UV Photofragmentation of Cold Cytosine-M+ Complexes (M+: Na+, K+, Ag+)

Abstract

The UV photofragmentation spectra of cold cytosine-M+ complexes (M+: Na+, K+, Ag+) were recorded and analyzed through comparison with geometry optimizations and frequency calculations of the ground and excited states at the SCS-CC2/Def2-SVPD level of theory. While in all complexes, the ground state minimum geometry is planar (Cs symmetry), the ππ∗ state minimum geometry has the NH2 group slightly twisted and an out-of-plane metal cation.

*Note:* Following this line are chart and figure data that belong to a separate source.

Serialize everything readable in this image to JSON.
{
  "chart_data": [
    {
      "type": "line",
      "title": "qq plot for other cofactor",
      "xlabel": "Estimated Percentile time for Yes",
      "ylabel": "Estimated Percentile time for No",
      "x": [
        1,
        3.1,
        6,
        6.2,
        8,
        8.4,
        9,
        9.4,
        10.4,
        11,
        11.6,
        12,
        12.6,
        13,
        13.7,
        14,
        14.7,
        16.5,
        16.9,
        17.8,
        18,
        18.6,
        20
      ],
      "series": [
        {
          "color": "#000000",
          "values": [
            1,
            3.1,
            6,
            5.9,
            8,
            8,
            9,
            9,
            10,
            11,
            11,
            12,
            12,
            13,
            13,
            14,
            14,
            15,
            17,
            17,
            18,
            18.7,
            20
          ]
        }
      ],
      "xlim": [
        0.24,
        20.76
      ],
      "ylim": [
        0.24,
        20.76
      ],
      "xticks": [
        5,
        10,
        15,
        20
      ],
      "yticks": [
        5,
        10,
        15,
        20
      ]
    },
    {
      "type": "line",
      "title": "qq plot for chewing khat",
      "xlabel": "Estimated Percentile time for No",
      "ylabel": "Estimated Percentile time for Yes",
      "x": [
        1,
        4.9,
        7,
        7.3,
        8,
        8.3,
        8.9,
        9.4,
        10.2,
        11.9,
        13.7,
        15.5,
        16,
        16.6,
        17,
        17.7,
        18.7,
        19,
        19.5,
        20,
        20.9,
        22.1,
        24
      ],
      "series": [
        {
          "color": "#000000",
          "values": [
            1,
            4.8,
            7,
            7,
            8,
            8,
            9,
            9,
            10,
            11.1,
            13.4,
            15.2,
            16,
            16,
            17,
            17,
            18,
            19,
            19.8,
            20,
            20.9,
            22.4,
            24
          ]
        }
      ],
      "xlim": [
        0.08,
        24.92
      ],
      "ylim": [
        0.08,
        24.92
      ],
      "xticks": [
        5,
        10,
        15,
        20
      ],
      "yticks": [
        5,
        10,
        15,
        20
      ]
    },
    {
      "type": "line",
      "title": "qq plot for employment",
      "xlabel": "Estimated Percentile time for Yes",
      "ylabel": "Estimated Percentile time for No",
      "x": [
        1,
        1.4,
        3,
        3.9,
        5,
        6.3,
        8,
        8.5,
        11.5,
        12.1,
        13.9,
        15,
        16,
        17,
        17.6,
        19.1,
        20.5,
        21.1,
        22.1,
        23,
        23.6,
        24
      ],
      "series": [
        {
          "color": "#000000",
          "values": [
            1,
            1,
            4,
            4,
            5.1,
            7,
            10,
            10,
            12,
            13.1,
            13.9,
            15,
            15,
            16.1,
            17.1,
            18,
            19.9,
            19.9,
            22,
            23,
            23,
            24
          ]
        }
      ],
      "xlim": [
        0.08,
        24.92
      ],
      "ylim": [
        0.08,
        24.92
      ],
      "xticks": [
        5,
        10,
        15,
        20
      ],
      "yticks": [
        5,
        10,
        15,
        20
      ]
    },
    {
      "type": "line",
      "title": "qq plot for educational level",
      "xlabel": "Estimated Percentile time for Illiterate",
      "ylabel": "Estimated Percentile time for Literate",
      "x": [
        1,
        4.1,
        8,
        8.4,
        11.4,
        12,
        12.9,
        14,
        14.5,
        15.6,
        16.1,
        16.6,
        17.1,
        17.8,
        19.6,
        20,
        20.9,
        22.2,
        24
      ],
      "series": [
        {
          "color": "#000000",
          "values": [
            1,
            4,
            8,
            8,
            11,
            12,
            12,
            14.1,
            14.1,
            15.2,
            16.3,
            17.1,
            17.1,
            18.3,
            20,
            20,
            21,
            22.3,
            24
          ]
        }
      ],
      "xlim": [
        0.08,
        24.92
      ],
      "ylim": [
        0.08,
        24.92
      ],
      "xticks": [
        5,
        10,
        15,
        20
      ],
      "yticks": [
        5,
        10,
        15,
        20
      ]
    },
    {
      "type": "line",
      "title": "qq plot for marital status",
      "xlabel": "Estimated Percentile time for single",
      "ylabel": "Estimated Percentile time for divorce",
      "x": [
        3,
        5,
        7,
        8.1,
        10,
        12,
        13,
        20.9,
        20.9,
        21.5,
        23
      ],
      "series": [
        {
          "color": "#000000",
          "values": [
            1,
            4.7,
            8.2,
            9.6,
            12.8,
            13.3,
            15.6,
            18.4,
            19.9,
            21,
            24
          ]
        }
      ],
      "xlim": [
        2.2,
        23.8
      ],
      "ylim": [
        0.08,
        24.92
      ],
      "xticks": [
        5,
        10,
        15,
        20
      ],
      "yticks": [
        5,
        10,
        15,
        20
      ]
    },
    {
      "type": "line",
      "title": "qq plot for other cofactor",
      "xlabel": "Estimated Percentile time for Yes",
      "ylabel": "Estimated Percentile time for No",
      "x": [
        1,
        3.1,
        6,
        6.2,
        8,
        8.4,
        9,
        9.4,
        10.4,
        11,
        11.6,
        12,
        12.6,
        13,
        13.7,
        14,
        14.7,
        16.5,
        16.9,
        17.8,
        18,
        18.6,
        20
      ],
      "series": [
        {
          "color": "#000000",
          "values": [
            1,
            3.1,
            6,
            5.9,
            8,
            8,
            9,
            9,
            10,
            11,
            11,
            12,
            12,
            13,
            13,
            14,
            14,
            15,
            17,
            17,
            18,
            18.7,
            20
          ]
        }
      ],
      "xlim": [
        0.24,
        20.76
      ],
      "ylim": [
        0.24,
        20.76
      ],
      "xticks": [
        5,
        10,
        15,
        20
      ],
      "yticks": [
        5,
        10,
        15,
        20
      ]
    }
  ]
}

This was confirmed by comparing the simulated ππ∗ Franck-Condon spectra with the vibrationally resolved photofragmentation spectra of CytNa+ and CytK+. Vertical excitation transitions were also calculated to evaluate the energies of the CT states involving the transfer of an electron from the Cyt moiety to M+. For both CytK+ and CytNa+ complexes, the first CT state corresponds to an electron transfer from the cytosine aromatic πring to the antibonding σ∗ orbital centered on the alkali cation. This πσ∗ state is predicted to lie much higher in energy (>6 eV) than the band origin of the π-π∗ electronic transition (around 4.3 eV) unlike what is observed for the CytAg+ complex for which the first excited state has a nOσ∗ electronic configuration. This is the reason for the absence of the Cyt+ + M charge transfer fragmentation channel for CytK+ and CytNa+ complexes.